Pomade ist das am meisten missverstandene Produkt im Männerregal. Zu viel, und das Haar wirkt nass und schwer; zu wenig, und die Frisur fällt bis mittags zusammen. Die Lösung ist die richtige Wahl — und dann ein Bruchteil der Menge, die du für nötig hältst.
Entscheidung eins: Halt
Mittlerer Halt hält das Haar an Ort und Stelle, lässt es aber beweglich. Du kannst mit den Fingern durchfahren und neu formen, ohne neu zu waschen. Richtig für Seitenscheitel, lockere texturierte Styles und alles, was nach Haar aussehen soll und nicht nach Helm.
Starker Halt fixiert die Form. Richtig für Pompadour, scharfen Quiff, dickes oder störrisches Haar und lange Arbeitstage.
Im Zweifel mit mittlerem Halt beginnen. Eine zweite kleine Portion kannst du immer nachlegen; Halt wieder wegnehmen kannst du nicht.
Entscheidung zwei: Finish
Matt sieht aus, als mache das Haar es von selbst. Passt zu kürzeren modernen Schnitten und zu dünner werdendem Haar, weil Glanz die Kopfhaut darunter betont.
Glanz ist der klassische Barbershop-Look — nach hinten gelegt, klare Kammlinien, formell.
Entscheidung drei: Wasser- oder Ölbasis
Das ist wichtiger, als die meisten denken. Pomade auf Wasserbasis lässt sich mit Wasser allein auswaschen und lagert sich nicht ab. Pomade auf Öl- oder Wachsbasis gibt schwereren Glanz und stärkeren Halt, braucht zum Entfernen aber ein Tiefenreinigungsshampoo — und Rückstände auf der Kopfhaut verstopfen mit der Zeit die Follikel.
Für den täglichen Gebrauch ist Wasserbasis die vernünftige Standardwahl.
So trägst du sie auf
- Beginne mit einer erbsengroßen Menge. Bei dickem oder langem Haar bis zu einer kleinen Haselnuss.
- Zwischen den Handflächen verreiben, bis sie klar und warm wird — unverriebene Pomade landet in Klumpen.
- Von hinten nach vorn und vom Ansatz nach außen arbeiten, nicht am Pony herumtupfen.
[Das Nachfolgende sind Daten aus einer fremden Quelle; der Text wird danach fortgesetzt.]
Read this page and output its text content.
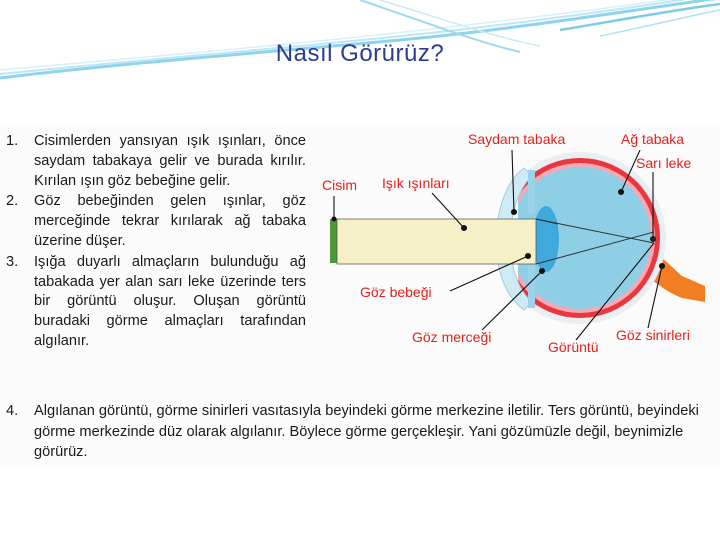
Nasıl Görürüz?
1. Cisimlerden yansıyan ışık ışınları, önce saydam tabakaya gelir ve burada kırılır. Kırılan ışın göz bebeğine gelir.
2. Göz bebeğinden gelen ışınlar, göz merceğinde tekrar kırılarak ağ tabaka üzerine düşer.
3. Işığa duyarlı almaçların bulunduğu ağ tabakada yer alan sarı leke üzerinde ters bir görüntü oluşur. Oluşan görüntü buradaki görme almaçları tarafından algılanır.
4. Algılanan görüntü, görme sinirleri vasıtasıyla beyindeki görme merkezine iletilir. Ters görüntü, beyindeki görme merkezinde düz olarak algılanır. Böylece görme gerçekleşir. Yani gözümüzle değil, beynimizle görürüz.
Saydam tabaka	Ağ tabaka
Sarı leke
Cisim Işık ışınları
Göz bebeği
Göz merceği
Görüntü
Göz sinirleri
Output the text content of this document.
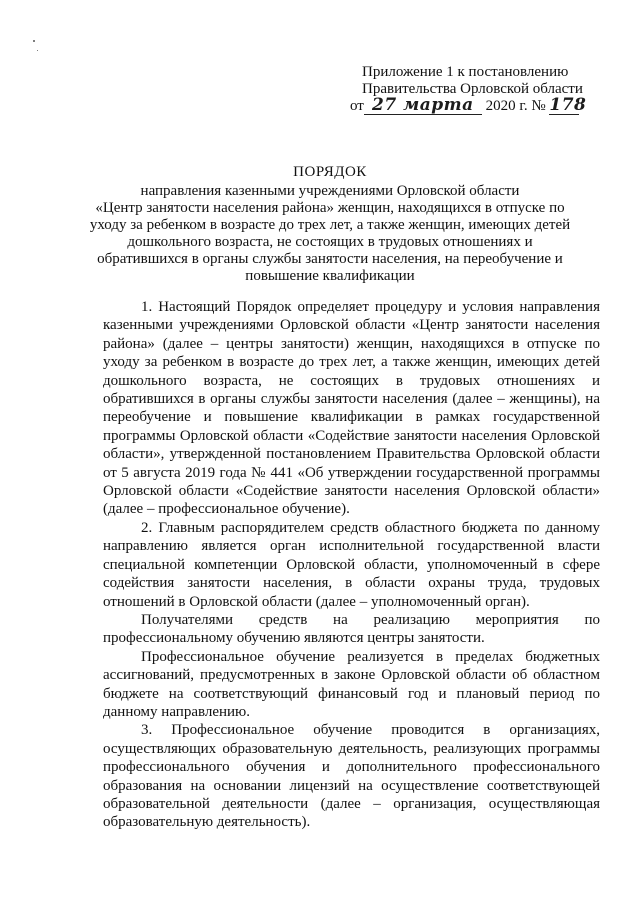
Приложение 1 к постановлению
Правительства Орловской области
от 27 марта 2020 г. № 178
ПОРЯДОК
направления казенными учреждениями Орловской области
«Центр занятости населения района» женщин, находящихся в отпуске по
уходу за ребенком в возрасте до трех лет, а также женщин, имеющих детей
дошкольного возраста, не состоящих в трудовых отношениях и
обратившихся в органы службы занятости населения, на переобучение и
повышение квалификации

1. Настоящий Порядок определяет процедуру и условия направления казенными учреждениями Орловской области «Центр занятости населения района» (далее – центры занятости) женщин, находящихся в отпуске по уходу за ребенком в возрасте до трех лет, а также женщин, имеющих детей дошкольного возраста, не состоящих в трудовых отношениях и обратившихся в органы службы занятости населения (далее – женщины), на переобучение и повышение квалификации в рамках государственной программы Орловской области «Содействие занятости населения Орловской области», утвержденной постановлением Правительства Орловской области от 5 августа 2019 года № 441 «Об утверждении государственной программы Орловской области «Содействие занятости населения Орловской области» (далее – профессиональное обучение).

2. Главным распорядителем средств областного бюджета по данному направлению является орган исполнительной государственной власти специальной компетенции Орловской области, уполномоченный в сфере содействия занятости населения, в области охраны труда, трудовых отношений в Орловской области (далее – уполномоченный орган).

Получателями средств на реализацию мероприятия по профессиональному обучению являются центры занятости.

Профессиональное обучение реализуется в пределах бюджетных ассигнований, предусмотренных в законе Орловской области об областном бюджете на соответствующий финансовый год и плановый период по данному направлению.

3. Профессиональное обучение проводится в организациях, осуществляющих образовательную деятельность, реализующих программы профессионального обучения и дополнительного профессионального образования на основании лицензий на осуществление соответствующей образовательной деятельности (далее – организация, осуществляющая образовательную деятельность).
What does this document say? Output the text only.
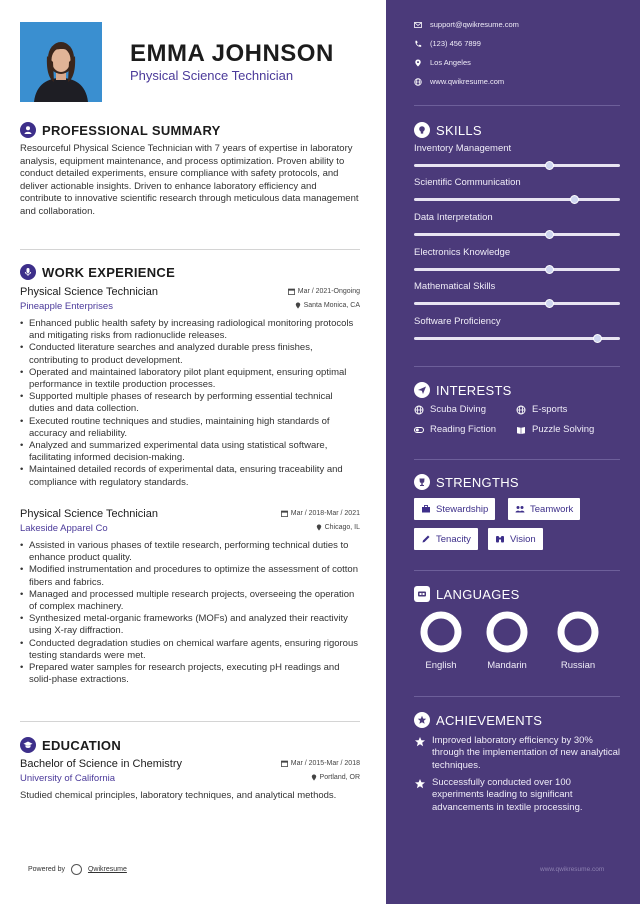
EMMA JOHNSON
Physical Science Technician
PROFESSIONAL SUMMARY
Resourceful Physical Science Technician with 7 years of expertise in laboratory analysis, equipment maintenance, and process optimization. Proven ability to conduct detailed experiments, ensure compliance with safety protocols, and deliver actionable insights. Driven to enhance laboratory efficiency and contribute to innovative scientific research through meticulous data management and collaboration.
WORK EXPERIENCE
Physical Science Technician	Mar / 2021-Ongoing
Pineapple Enterprises	Santa Monica, CA
• Enhanced public health safety by increasing radiological monitoring protocols and mitigating risks from radionuclide releases.
• Conducted literature searches and analyzed durable press finishes, contributing to product development.
• Operated and maintained laboratory pilot plant equipment, ensuring optimal performance in textile production processes.
• Supported multiple phases of research by performing essential technical duties and data collection.
• Executed routine techniques and studies, maintaining high standards of accuracy and reliability.
• Analyzed and summarized experimental data using statistical software, facilitating informed decision-making.
• Maintained detailed records of experimental data, ensuring traceability and compliance with regulatory standards.
Physical Science Technician	Mar / 2018-Mar / 2021
Lakeside Apparel Co	Chicago, IL
• Assisted in various phases of textile research, performing technical duties to enhance product quality.
• Modified instrumentation and procedures to optimize the assessment of cotton fibers and fabrics.
• Managed and processed multiple research projects, overseeing the operation of complex machinery.
• Synthesized metal-organic frameworks (MOFs) and analyzed their reactivity using X-ray diffraction.
• Conducted degradation studies on chemical warfare agents, ensuring rigorous testing standards were met.
• Prepared water samples for research projects, executing pH readings and solid-phase extractions.
EDUCATION
Bachelor of Science in Chemistry	Mar / 2015-Mar / 2018
University of California	Portland, OR
Studied chemical principles, laboratory techniques, and analytical methods.
Powered by	Qwikresume
support@qwikresume.com
(123) 456 7899
Los Angeles
www.qwikresume.com
SKILLS
Inventory Management
Scientific Communication
Data Interpretation
Electronics Knowledge
Mathematical Skills
Software Proficiency
INTERESTS
Scuba Diving	E-sports
Reading Fiction	Puzzle Solving
STRENGTHS
Stewardship	Teamwork
Tenacity	Vision
LANGUAGES
English	Mandarin	Russian
ACHIEVEMENTS
Improved laboratory efficiency by 30% through the implementation of new analytical techniques.
Successfully conducted over 100 experiments leading to significant advancements in textile processing.
www.qwikresume.com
- Mit dem Kamm formen für einen definierten Look, mit den Fingern für Textur.
Feuchtes Haar gibt mehr Halt und weniger Glanz. Trockenes Haar mehr Glanz und mehr Kontrolle. Beides funktioniert — wisse nur, was du wählst.
Häufige Fehler
Auftragen auf tropfnasses Haar — das Produkt verdünnt sich und rutscht ab. Ein halbes Töpfchen verbrauchen, weil die erste Portion „nichts gebracht hat“ (sie hat nichts gebracht, weil sie nicht verrieben wurde). Vor dem Schlafen nicht richtig auswaschen — so entstehen Flecken auf dem Kissen und Pickel an der Stirn.
Oder doch lieber Salzspray?
Wenn du Textur und Volumen willst statt Halt, ist ein Salzspray das bessere Werkzeug. Auf feuchtes Haar sprühen, mit den Fingern trocknen und mit sehr wenig matter Pomade nur dort abschließen, wo du Kontrolle brauchst.